Myalgic encephalomyelitis/chronic fatigue syndrome (ME/CFS) is a chronic, characteristic feature of central and functional impairments. The main form of ME/CFS includes physical and specific elements that are not included in the package. There are several diagnostic criteria, but according to the generally accepted supplementary version, it lasts for more than 6 months and provides access to additional functional abilities (Baker and Shaw 2007). The etiology of ME/CFS is unknown; up to 80% of ME/CFS onsets were preceded by a viral infection (Clayton 2015).

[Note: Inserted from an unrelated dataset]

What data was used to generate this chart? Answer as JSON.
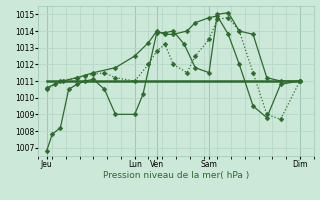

The first studies indicate a link between ME/CFS and long COVID symptoms, with more than half of patients with long COVID symptoms meeting the diagnostic criteria for ME/CFS (Davis et al. 2023). The pathophysiological mechanism is not fully understood. Some studies have suggested that muscle and brain hypoperfusion are the main source of complications (Campen, Rowe, and Visser 2020; van Campen, Rowe, and Visser 2020; Wirth and Scheibenbogen 2021). Familial occurrence of ME/CFS may be inherited (Underhill and O'gorman 2006; Walsh et al. 2001). The disease is most often diagnosed between the ages of 10-19 and 30-39 (Bakken et al. 2014), which means that the risk of ME/CFS is subject to non-Mendelian inheritance. The genetic basis of ME/CFS is polygenic, caused by multiple variants with individual effects that together can disrupt the metabolic pathways that cause the disease. The aim of the grant study is to investigate the genetic basis of ME/CFS through whole-exome extension using reads on the NextSeq 2000 (Illumina) instrument. The research material used was DNA isolated from four individuals (the father was asymptomatic, the mother was mildly symptomatic, and the two mothers were both symptomatic and diagnosed around the age of 20) who met the diagnostic criteria for ME/CFS. Genomic analysis was conducted on families with ME/CFS risk and the mechanism of inheritance.